As asset managers grapple with the tech agenda, operational resilience took second spot, up 40% year-on-year, while failure to evolve business models, AI and the macro-outlook all sit jointly in third place.
Daniel Barry, Partner and Head of Risk & Compliance for Wealth and Asset Management, KPMG UK, commented: “This dramatic rise in cyber risk awareness signals a new era for asset managers. In an increasingly digital landscape, resilience against cyber threats and information security breaches is non-negotiable.
“The stark contrast between concerns about cyber risk and financial crime raises the question of whether asset managers fully recognise how the risks intersect, and whether they are taking an integrated approach to assessing both.”
40% of firms plan to launch retail private asset vehicles
Innovation remains an important theme across the sector, with 40% of firms planning to launch retail private asset vehicles.
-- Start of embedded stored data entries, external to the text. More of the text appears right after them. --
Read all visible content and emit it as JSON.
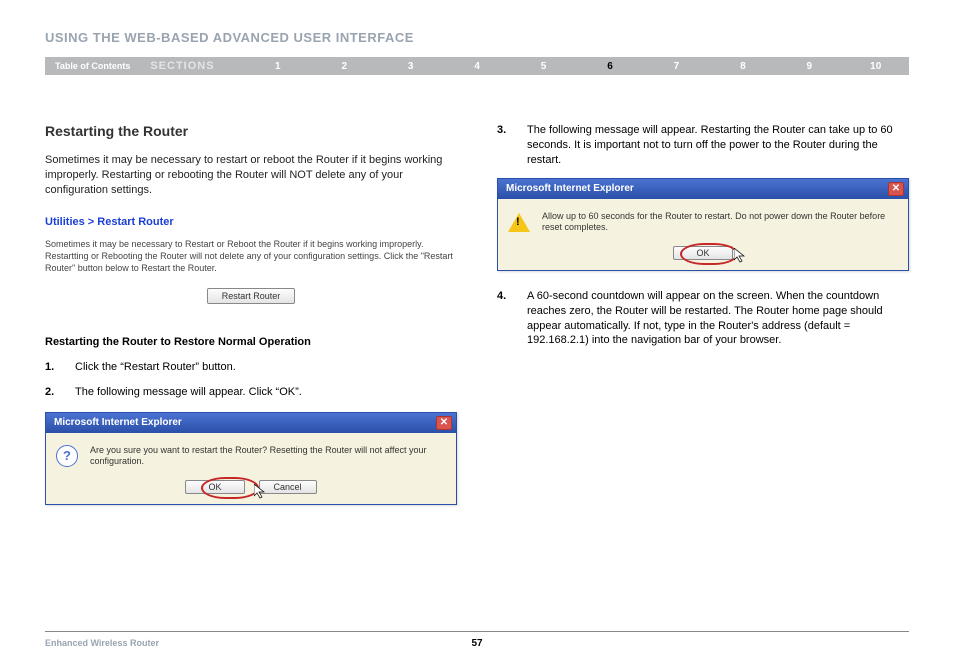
{
  "header": {
    "title": "USING THE WEB-BASED ADVANCED USER INTERFACE"
  },
  "nav": {
    "toc_label": "Table of Contents",
    "sections_label": "SECTIONS",
    "items": [
      "1",
      "2",
      "3",
      "4",
      "5",
      "6",
      "7",
      "8",
      "9",
      "10"
    ],
    "active_index": 5
  },
  "main": {
    "title": "Restarting the Router",
    "intro": "Sometimes it may be necessary to restart or reboot the Router if it begins working improperly. Restarting or rebooting the Router will NOT delete any of your configuration settings.",
    "restart_panel": {
      "breadcrumb": "Utilities > Restart Router",
      "description": "Sometimes it may be necessary to Restart or Reboot the Router if it begins working improperly. Restartting or Rebooting the Router will not delete any of your configuration settings. Click the \"Restart Router\" button below to Restart the Router.",
      "button_label": "Restart Router"
    },
    "subheading": "Restarting the Router to Restore Normal Operation",
    "left_steps": [
      {
        "num": "1.",
        "text": "Click the “Restart Router” button."
      },
      {
        "num": "2.",
        "text": "The following message will appear. Click “OK”."
      }
    ],
    "right_steps": [
      {
        "num": "3.",
        "text": "The following message will appear. Restarting the Router can take up to 60 seconds. It is important not to turn off the power to the Router during the restart."
      },
      {
        "num": "4.",
        "text": "A 60-second countdown will appear on the screen. When the countdown reaches zero, the Router will be restarted. The Router home page should appear automatically. If not, type in the Router's address (default = 192.168.2.1) into the navigation bar of your browser."
      }
    ],
    "dialog1": {
      "title": "Microsoft Internet Explorer",
      "message": "Are you sure you want to restart the Router? Resetting the Router will not affect your configuration.",
      "ok": "OK",
      "cancel": "Cancel"
    },
    "dialog2": {
      "title": "Microsoft Internet Explorer",
      "message": "Allow up to 60 seconds for the Router to restart. Do not power down the Router before reset completes.",
      "ok": "OK"
    }
  },
  "footer": {
    "product": "Enhanced Wireless Router",
    "page": "57"
  }
}
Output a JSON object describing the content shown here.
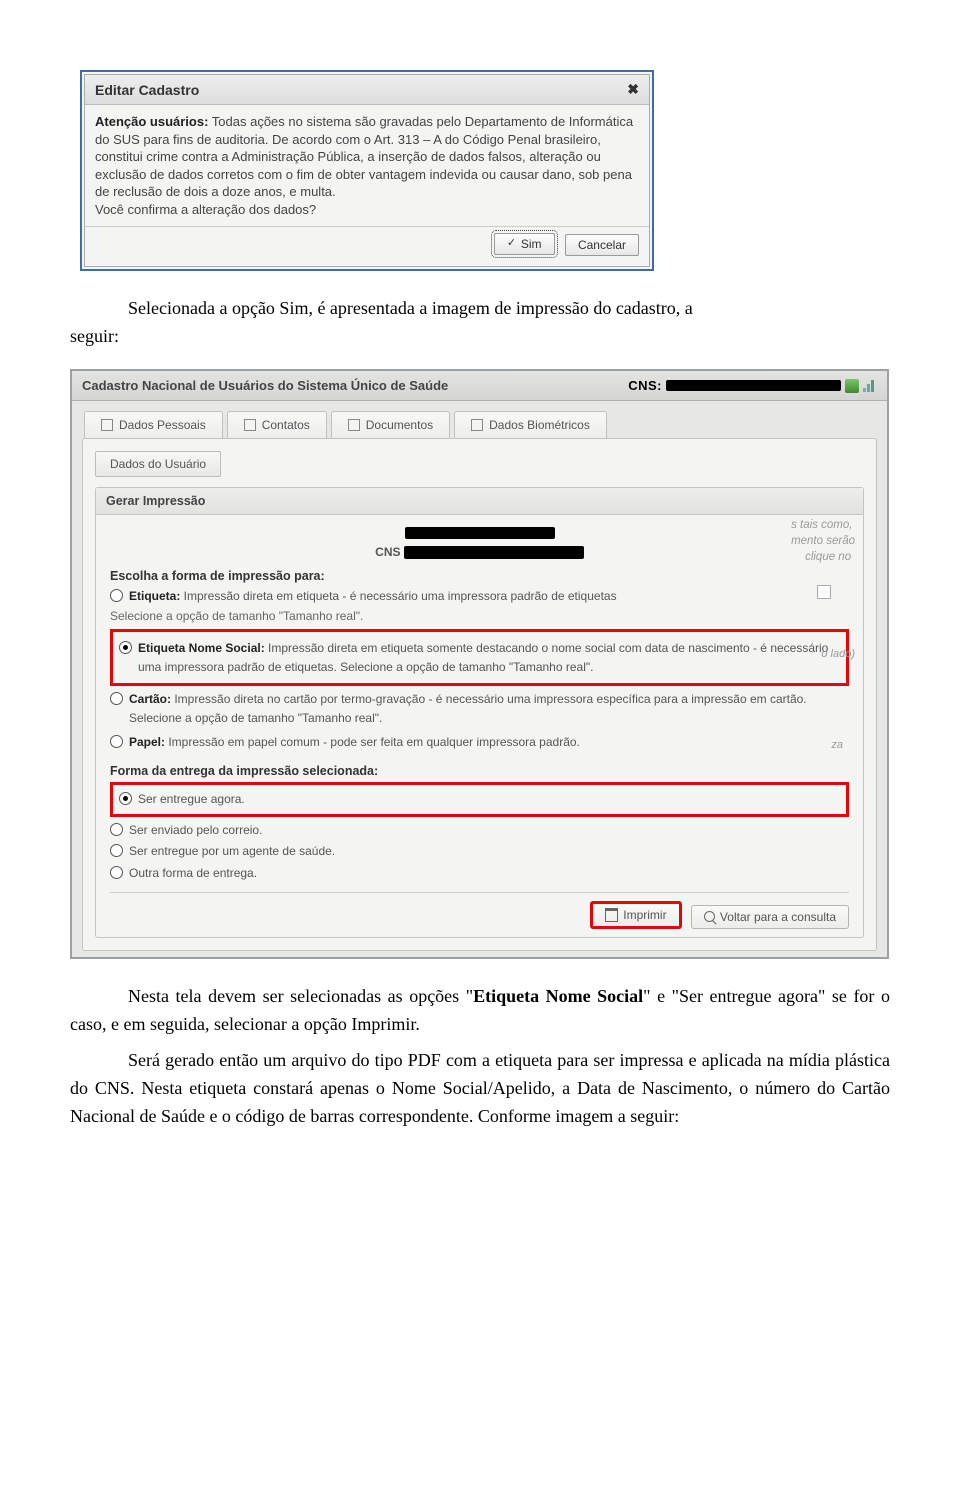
{
  "dialog1": {
    "title": "Editar Cadastro",
    "body_strong": "Atenção usuários:",
    "body_text": " Todas ações no sistema são gravadas pelo Departamento de Informática do SUS para fins de auditoria. De acordo com o Art. 313 – A do Código Penal brasileiro, constitui crime contra a Administração Pública, a inserção de dados falsos, alteração ou exclusão de dados corretos com o fim de obter vantagem indevida ou causar dano, sob pena de reclusão de dois a doze anos, e multa.",
    "body_confirm": "Você confirma a alteração dos dados?",
    "btn_yes": "Sim",
    "btn_cancel": "Cancelar"
  },
  "para1_pre": "seguir:",
  "para1": "Selecionada a opção Sim, é apresentada a imagem de impressão do cadastro, a",
  "panel": {
    "title": "Cadastro Nacional de Usuários do Sistema Único de Saúde",
    "cns_label": "CNS:",
    "tabs": [
      "Dados Pessoais",
      "Contatos",
      "Documentos",
      "Dados Biométricos"
    ],
    "sub_btn": "Dados do Usuário",
    "print_title": "Gerar Impressão",
    "bg_hint1": "s tais como,",
    "bg_hint2": "mento serão",
    "bg_hint3": "clique no",
    "cns_center": "CNS",
    "heading_forma": "Escolha a forma de impressão para:",
    "opt_etiqueta_b": "Etiqueta:",
    "opt_etiqueta_t": " Impressão direta em etiqueta - é necessário uma impressora padrão de etiquetas",
    "opt_etiqueta_note": "Selecione a opção de tamanho \"Tamanho real\".",
    "opt_nomesocial_b": "Etiqueta Nome Social:",
    "opt_nomesocial_t": " Impressão direta em etiqueta somente destacando o nome social com data de nascimento - é necessário uma impressora padrão de etiquetas. Selecione a opção de tamanho \"Tamanho real\".",
    "side_lado": "o lado)",
    "opt_cartao_b": "Cartão:",
    "opt_cartao_t": " Impressão direta no cartão por termo-gravação - é necessário uma impressora específica para a impressão em cartão. Selecione a opção de tamanho \"Tamanho real\".",
    "opt_papel_b": "Papel:",
    "opt_papel_t": " Impressão em papel comum - pode ser feita em qualquer impressora padrão.",
    "side_za": "za",
    "heading_entrega": "Forma da entrega da impressão selecionada:",
    "ent1": "Ser entregue agora.",
    "ent2": "Ser enviado pelo correio.",
    "ent3": "Ser entregue por um agente de saúde.",
    "ent4": "Outra forma de entrega.",
    "btn_print": "Imprimir",
    "btn_back": "Voltar para a consulta"
  },
  "para2_a": "Nesta tela devem ser selecionadas as opções \"",
  "para2_b1": "Etiqueta Nome Social",
  "para2_b": "\" e \"Ser entregue agora\" se for o caso, e em seguida, selecionar a opção Imprimir.",
  "para3": "Será gerado então um arquivo do tipo PDF com a etiqueta para ser impressa e aplicada na mídia plástica do CNS. Nesta etiqueta constará apenas o Nome Social/Apelido, a Data de Nascimento, o número do Cartão Nacional de Saúde e o código de barras correspondente. Conforme imagem a seguir:"
}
Almost half (49%) of CROs cited private credit as the riskiest asset class within private markets, ahead of private equity (40%) and infrastructure (5%). And yet, it is also the most popular asset class for planned retail product launches. Manual controls and limited data automation are considered the biggest risk and compliance challenge in private markets.
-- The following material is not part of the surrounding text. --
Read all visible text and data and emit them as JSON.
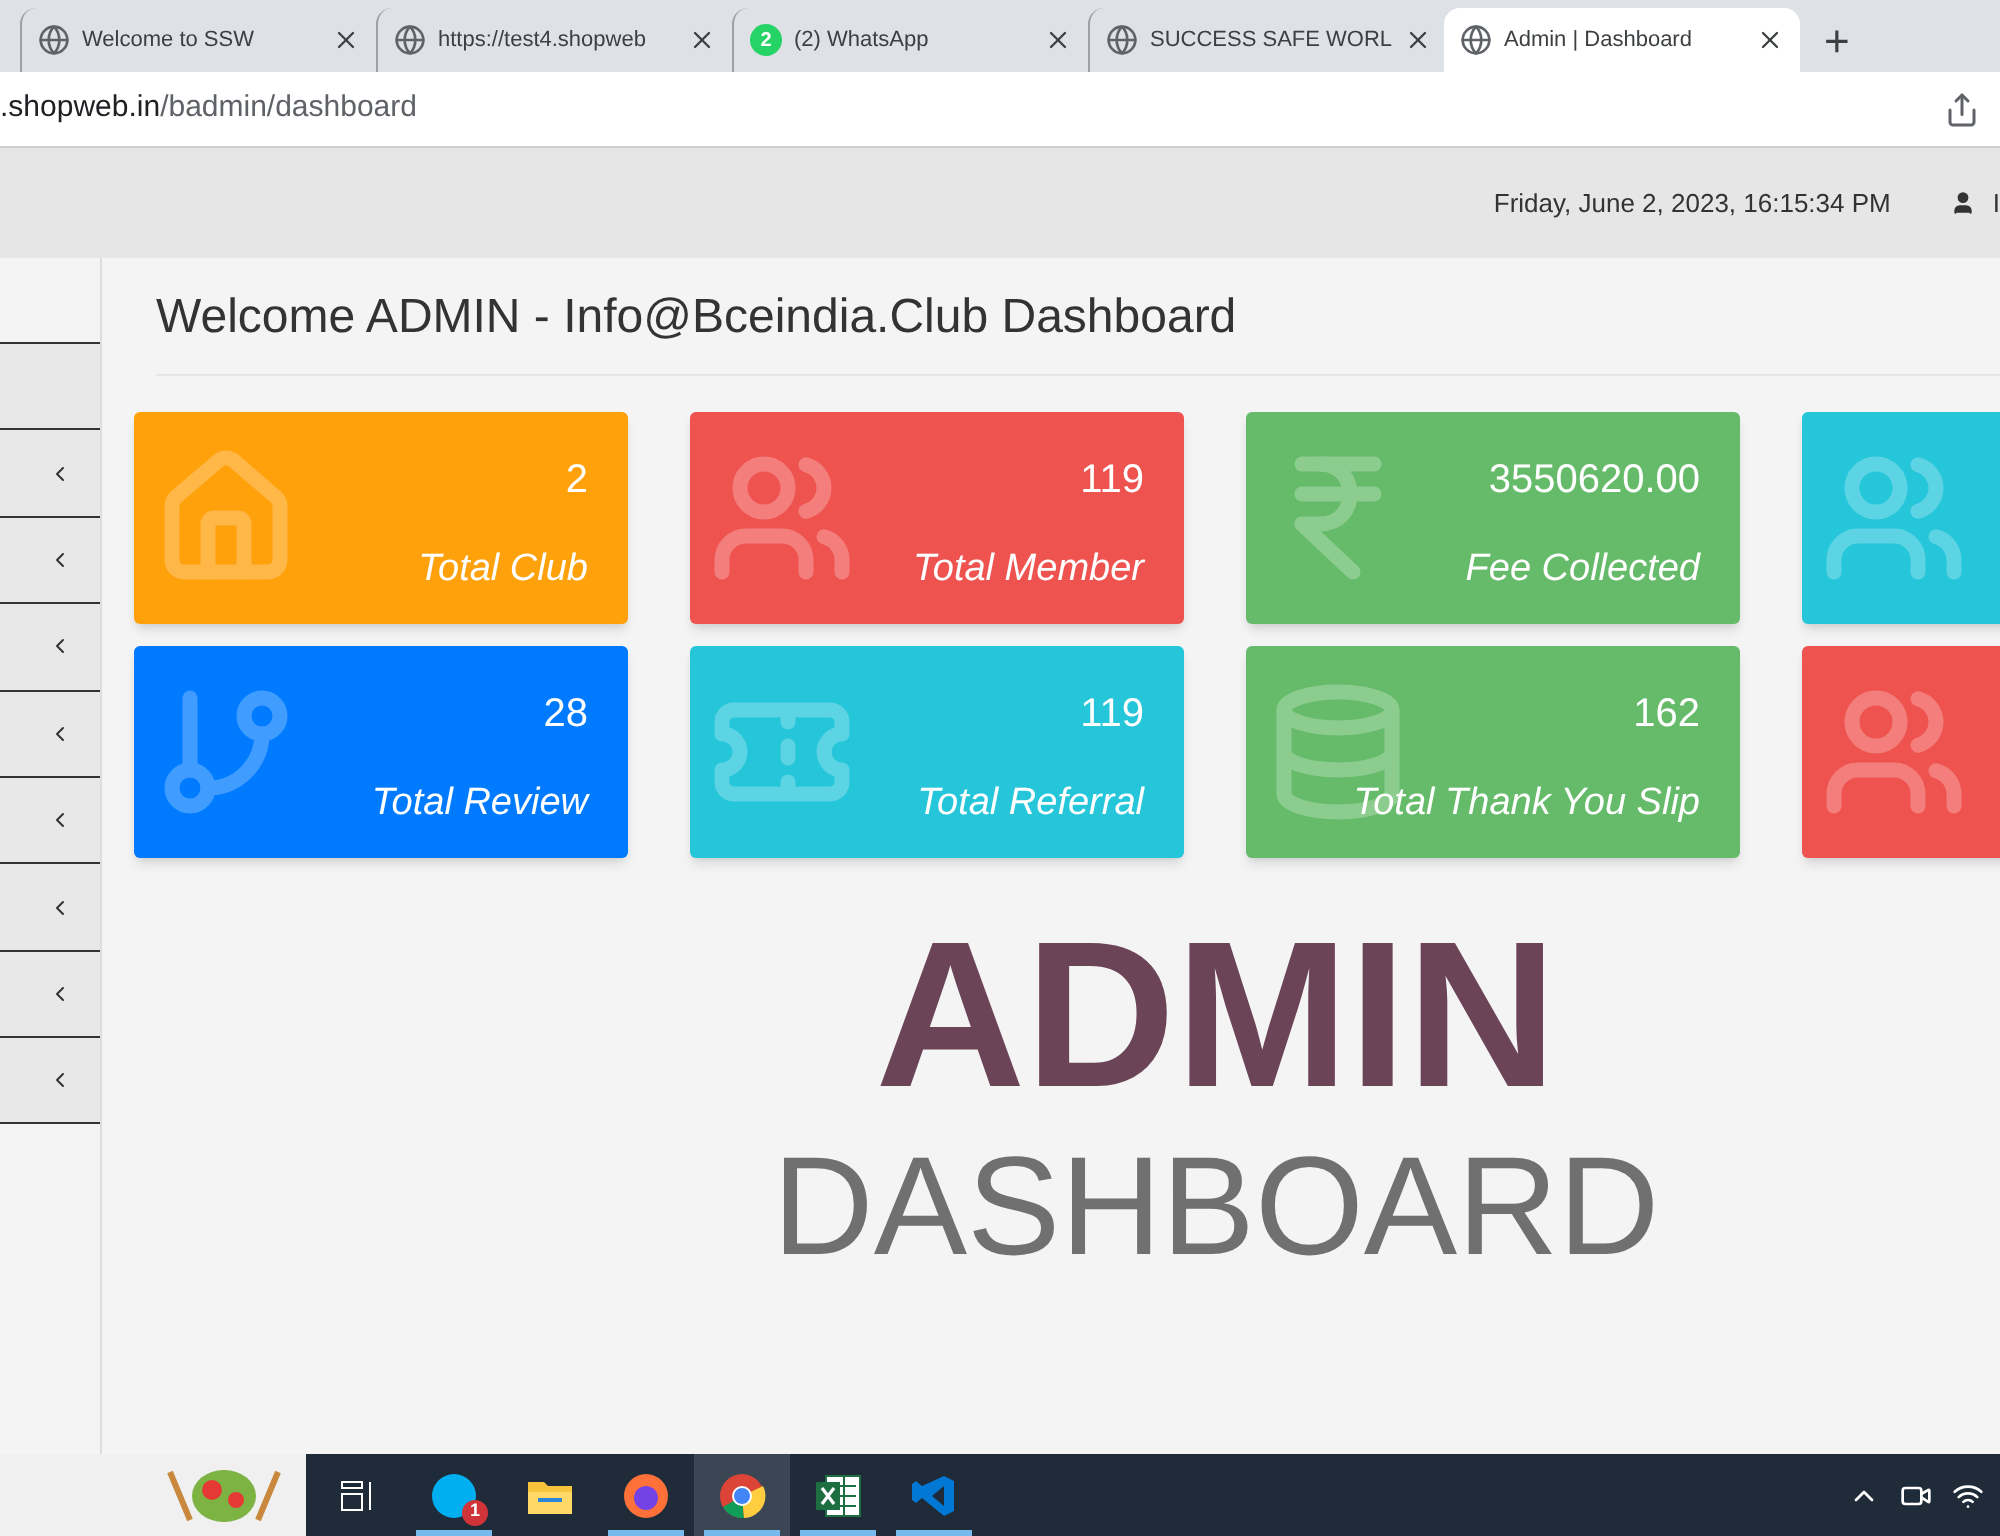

Wind-down timelines double FCA expectations
Wind-down timelines adopted by asset managers are on average 18 months, double the FCA’s minimum expectation of nine months. When it comes to wind-down scenarios, reputational damage is the most common risk included (74% of respondents), followed closely by market stress (71%). The inclusion of both scenarios has significantly increased compared to 2024**.
Rob Crawford, Prudential Risk Lead for Wealth and Asset Management, KPMG UK, commented: “Firms are allowing double the minimum required time to manage an orderly wind down, highlighting how much importance they’re placing on responsible governance and risk management. The rise in reputation and market risk within winddown scenarios is also a positive sign that the industry is evolving in line with the global risk landscape.”
The FCA continues to closely scrutinise wind‑down plan assessments, particularly for firms that have grown rapidly or have a history of risk or conduct issues. The FCA challenged key assumptions in approximately 45% of the firms assessed, while more than a third were found lacking sufficient operational detail. These findings highlight the regulator’s increasing expectations around the robustness and operability of wind‑down planning.